Dia juga mengatakan bahwa Perma Nomor 13 Tahun 2016 telah dinantikan oleh banyak pihak. Sebab, Perma ini akan memberikan aturan yang jelas, terutama dalam bidang korporasi serta memudahkan penyidik KPK dalam mengusut tindak pidana di lingkup korporasi.
"Sebelum Perma ini muncul masih belum ada aturan yang jelas untuk menghukum pihak yang dianggap bersalah," tutur Saut.
Sebelumnya, Hakim Agung Kamar Pidana Surya Jaya mengatakan, Perma No 13 Tahun 2016 terkait tata cara penanganan perkara tindak pidana koorporasi dapat dipakai untuk berita acara UU Money Laundring (Pencucian Uang) dan UU Tindak Pidana Korupsi.

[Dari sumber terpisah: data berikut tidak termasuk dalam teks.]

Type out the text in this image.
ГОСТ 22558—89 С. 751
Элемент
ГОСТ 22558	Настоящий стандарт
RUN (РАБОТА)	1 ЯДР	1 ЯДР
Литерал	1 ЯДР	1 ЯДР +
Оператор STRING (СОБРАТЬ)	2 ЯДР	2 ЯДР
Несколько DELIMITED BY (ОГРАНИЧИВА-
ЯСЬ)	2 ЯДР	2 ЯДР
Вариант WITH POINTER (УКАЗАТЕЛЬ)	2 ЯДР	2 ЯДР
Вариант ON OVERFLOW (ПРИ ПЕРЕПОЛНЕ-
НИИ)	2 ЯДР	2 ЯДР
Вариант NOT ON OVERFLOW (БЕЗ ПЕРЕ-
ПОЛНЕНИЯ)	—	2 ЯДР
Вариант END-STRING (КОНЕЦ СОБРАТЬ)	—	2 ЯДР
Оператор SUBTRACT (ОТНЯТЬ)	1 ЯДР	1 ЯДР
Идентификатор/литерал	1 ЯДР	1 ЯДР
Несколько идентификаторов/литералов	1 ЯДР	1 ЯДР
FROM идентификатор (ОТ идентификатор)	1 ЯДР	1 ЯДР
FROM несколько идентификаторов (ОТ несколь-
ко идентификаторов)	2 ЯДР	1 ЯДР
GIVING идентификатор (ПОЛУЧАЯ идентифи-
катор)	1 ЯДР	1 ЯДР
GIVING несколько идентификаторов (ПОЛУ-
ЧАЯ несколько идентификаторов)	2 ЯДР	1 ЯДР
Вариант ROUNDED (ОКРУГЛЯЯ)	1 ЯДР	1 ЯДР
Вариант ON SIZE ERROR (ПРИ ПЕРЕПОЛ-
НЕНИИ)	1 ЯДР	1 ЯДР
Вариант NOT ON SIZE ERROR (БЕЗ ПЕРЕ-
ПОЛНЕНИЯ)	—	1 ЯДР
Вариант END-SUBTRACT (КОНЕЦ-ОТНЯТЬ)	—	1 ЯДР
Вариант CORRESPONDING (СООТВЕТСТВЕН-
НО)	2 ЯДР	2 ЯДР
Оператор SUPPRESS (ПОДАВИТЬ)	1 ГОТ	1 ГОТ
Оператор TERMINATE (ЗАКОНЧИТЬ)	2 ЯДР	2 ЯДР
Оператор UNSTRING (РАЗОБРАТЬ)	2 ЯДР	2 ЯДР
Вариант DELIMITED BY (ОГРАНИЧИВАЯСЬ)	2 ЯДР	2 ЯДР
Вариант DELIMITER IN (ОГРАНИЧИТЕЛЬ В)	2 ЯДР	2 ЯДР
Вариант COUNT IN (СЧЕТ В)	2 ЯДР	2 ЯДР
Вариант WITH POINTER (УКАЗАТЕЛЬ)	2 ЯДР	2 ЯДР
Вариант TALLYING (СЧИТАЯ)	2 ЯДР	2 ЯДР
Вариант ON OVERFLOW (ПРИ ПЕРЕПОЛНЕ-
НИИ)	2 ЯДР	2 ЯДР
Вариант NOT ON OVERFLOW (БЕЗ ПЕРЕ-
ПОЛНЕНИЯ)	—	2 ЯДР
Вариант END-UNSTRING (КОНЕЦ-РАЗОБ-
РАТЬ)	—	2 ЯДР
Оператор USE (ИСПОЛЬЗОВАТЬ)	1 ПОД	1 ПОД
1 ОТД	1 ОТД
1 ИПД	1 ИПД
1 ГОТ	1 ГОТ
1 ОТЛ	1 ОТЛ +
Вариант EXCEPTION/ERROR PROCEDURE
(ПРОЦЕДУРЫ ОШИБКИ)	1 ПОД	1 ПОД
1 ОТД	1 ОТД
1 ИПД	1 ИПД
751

"Karena stakeholder-nya adalah KPK, maka Perma ini adalah bagaimana tindak pidana korupsi dan money laundring mendapat petunjuk-petunjuk yang bisa lebih jelas subjek hukumnya yang ditentukan UU. Perma ini akan digunakan berita acara untuk TPPU dan Tipikor," jelas Surya di acara yang sama.